The first day after the end of the NFL regular season has come to be called Black Monday -- when many a team with a losing record generally fires its coach.
This suits the urges of the owner who has promised a winner to the fans, though he didn't produce players who can win. Blame the coach. Don't blame the owner.
The Cleveland Browns in the last 25 years have had 13 coaches. It makes no sense that all of them were inept. Indeed, one of them, Bill Belichick, has won four Super Bowls with another employer.
A study of this knee-jerk practice finds that rather than improving, it's more likely that a team that fires its top leadership will do worse. Such are the wages of the syndrome called action bias – the "do something" tendency that gets institutions nowhere.
"Teams talk about the need for 'fresh energy' and 'new leadership' and a clean slate," writes Sports Illustrated's Jon Wertheim in a piece on action bias.
When I hear those phrases, though, I don't think of football. I think of public schools.
I think of good people constantly shuffled away, good institutions turned upside-down, in a quest for a "new team," a "new emphasis," a "new focus."
Action bias has been a trademark in the age of so-called "school accountability." Policymakers with only a marginal grasp of education issues sow fear and disruption to show voters they will "do something."
A lot of great football coaches -- Tom Landry, for one -- were given the opportunity to fail, with stability and long-range goals the objective. School principals today have such luxury in these days of corporate-style school policies – corporate in the form of hostile takeovers by policymakers who often are ideologues who don't even buy into the concept of public schools.
But if the carnage and disruption wrought by constantly reshuffling school administrations defies logic, even more illogical are policies that would close whole schools down for chronically low test scores.
Yeah, blame a building. And let's blame AT&T Stadium for the Dallas Cowboys' hideous 2015 season.
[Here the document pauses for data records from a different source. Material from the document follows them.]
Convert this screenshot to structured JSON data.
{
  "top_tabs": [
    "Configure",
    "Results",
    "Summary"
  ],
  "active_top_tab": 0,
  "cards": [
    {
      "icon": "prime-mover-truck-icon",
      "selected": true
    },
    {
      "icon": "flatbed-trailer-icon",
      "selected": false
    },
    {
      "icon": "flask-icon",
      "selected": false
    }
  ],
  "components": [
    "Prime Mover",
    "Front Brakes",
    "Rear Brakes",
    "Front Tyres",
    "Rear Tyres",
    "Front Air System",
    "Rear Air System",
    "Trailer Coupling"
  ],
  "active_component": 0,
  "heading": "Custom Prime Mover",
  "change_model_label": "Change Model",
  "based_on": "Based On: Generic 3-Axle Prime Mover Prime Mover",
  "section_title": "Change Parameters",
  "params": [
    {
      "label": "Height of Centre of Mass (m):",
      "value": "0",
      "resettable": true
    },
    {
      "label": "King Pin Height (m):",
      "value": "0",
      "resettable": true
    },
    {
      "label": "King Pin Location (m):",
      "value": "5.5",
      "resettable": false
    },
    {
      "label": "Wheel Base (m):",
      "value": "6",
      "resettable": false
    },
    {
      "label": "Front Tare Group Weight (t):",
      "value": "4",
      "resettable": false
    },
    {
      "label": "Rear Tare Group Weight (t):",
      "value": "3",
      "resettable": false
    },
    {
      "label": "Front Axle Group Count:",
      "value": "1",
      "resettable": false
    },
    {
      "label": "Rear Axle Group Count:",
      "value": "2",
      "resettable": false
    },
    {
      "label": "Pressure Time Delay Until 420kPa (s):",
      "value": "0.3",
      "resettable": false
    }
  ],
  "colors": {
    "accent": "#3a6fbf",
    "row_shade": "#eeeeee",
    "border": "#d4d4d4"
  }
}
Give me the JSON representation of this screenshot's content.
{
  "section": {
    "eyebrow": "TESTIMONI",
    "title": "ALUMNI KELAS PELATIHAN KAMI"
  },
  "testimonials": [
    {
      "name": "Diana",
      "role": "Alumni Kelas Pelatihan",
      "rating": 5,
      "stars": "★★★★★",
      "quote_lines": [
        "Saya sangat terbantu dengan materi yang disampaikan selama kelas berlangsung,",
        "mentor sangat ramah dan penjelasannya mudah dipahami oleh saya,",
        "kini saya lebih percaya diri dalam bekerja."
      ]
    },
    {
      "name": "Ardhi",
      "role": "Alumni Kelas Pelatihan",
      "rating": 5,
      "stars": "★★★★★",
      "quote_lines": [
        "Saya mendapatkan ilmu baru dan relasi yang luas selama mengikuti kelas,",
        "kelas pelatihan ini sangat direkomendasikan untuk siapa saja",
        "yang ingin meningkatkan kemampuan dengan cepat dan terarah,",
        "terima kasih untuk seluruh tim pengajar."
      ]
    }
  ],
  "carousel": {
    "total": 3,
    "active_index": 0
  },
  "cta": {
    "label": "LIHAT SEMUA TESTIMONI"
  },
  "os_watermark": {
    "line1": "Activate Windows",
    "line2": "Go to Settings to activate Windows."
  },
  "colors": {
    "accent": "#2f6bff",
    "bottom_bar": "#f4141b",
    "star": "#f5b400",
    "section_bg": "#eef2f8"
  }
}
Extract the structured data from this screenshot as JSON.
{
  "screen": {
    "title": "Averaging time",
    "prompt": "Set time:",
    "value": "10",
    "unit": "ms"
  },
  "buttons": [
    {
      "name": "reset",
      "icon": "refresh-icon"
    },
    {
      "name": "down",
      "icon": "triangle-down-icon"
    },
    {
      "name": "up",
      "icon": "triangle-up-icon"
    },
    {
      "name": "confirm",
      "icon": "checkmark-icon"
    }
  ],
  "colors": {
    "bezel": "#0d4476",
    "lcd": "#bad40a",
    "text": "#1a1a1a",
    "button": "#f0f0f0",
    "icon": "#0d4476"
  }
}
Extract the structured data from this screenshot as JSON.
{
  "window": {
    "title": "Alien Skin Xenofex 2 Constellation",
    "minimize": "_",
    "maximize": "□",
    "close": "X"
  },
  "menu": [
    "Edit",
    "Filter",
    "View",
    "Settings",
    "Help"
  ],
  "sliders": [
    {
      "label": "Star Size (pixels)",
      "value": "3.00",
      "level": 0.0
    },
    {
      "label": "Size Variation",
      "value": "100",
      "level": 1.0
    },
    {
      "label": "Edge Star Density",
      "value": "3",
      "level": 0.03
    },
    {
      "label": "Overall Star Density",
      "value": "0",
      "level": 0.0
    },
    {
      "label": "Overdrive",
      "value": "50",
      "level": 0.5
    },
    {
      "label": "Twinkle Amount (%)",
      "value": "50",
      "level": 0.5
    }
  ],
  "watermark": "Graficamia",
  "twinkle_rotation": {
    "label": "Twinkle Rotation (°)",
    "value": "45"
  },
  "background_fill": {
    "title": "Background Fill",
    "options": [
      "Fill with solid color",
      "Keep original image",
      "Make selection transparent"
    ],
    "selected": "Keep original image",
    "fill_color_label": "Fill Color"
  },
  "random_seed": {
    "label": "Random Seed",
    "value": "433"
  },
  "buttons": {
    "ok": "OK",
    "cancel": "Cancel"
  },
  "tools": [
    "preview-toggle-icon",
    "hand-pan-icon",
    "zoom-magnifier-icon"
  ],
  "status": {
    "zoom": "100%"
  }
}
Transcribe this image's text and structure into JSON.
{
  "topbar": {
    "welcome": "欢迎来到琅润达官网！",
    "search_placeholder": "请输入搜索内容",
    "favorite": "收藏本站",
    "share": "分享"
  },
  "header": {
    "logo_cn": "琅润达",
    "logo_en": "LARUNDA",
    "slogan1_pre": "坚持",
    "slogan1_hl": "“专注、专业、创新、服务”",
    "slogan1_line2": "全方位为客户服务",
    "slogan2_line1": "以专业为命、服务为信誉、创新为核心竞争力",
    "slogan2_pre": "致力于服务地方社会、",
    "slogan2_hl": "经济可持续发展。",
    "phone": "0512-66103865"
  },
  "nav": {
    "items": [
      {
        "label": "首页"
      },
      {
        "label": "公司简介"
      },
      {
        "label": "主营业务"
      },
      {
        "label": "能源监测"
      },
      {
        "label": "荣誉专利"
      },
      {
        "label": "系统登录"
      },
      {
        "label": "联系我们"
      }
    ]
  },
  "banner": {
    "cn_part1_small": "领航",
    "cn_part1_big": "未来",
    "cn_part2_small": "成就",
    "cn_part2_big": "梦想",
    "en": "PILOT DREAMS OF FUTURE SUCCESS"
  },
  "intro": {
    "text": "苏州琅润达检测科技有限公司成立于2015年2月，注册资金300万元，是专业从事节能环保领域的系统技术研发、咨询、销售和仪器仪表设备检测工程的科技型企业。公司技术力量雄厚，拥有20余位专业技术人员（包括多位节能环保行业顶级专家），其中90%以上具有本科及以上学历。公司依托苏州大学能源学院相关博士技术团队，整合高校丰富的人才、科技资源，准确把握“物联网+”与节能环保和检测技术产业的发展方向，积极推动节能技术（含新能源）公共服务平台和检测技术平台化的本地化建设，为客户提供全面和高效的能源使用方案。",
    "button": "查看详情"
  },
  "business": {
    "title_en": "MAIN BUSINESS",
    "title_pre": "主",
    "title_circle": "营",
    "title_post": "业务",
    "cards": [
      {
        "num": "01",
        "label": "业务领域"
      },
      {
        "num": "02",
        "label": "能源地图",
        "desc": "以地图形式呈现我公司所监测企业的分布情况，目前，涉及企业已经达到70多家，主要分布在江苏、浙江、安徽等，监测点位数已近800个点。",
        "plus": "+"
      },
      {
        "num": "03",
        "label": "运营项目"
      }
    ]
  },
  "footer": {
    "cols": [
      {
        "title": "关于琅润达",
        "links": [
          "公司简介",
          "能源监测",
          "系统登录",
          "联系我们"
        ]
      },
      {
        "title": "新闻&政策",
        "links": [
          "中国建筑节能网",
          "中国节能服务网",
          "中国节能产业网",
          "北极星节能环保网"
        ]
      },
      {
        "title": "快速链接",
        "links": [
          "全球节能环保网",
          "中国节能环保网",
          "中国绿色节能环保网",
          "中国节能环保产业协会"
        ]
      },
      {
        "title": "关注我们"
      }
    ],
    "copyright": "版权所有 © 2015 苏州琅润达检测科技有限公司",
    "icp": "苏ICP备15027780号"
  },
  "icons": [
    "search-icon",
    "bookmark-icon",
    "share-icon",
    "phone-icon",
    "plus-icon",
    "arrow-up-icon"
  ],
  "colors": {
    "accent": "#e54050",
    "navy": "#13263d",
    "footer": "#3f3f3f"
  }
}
Texas State Rep. Harold V. Dutton says, "Closing a public school campus for being low performing makes about as much sense as getting rid of your car because it is simply out of gas."
I've seen this happen in Texas. I saw an inner-city Waco neighborhood lose what for generations had been its most important asset, a history-rich secondary school. I saw black and brown students bused to far-off schools with more crowded classrooms – over what? Over numbers.
The solution in that instance wasn't to vacate those historic and treasured walls. It wasn't to fire the principal and to ship the teachers to other campuses. The solution was to make the most of the opportunity – yes, the opportunity – to serve the students in that neighborhood where they lived.
Explain to the jury why all of the schools that face these sanctions are in inner cities. Is it because the walls of those buildings sap individuals of their will to succeed?
It's always fascinating that the "failing school" crowd, that which thinks public schools are flawed and hopeless institutions, never acknowledges that somehow public schools do a pretty peachy job out in the suburbs where all the children arrive at school in shiny SUVs and where computer screens glow each night in just about every bedroom.
In those shiny suburban schools, by the way, you are likely to see stability among leadership. Principals there, for some reason, have a tendency to perform exceptionally. They are great, in fact. Go figure.
No, Mr. Owner, you can't blame the stadium for the team's performance. The coach? Firing him might be the stupidest thing you can do. It's all about the players (students and parents), and it's about the resources you have committed to excellence.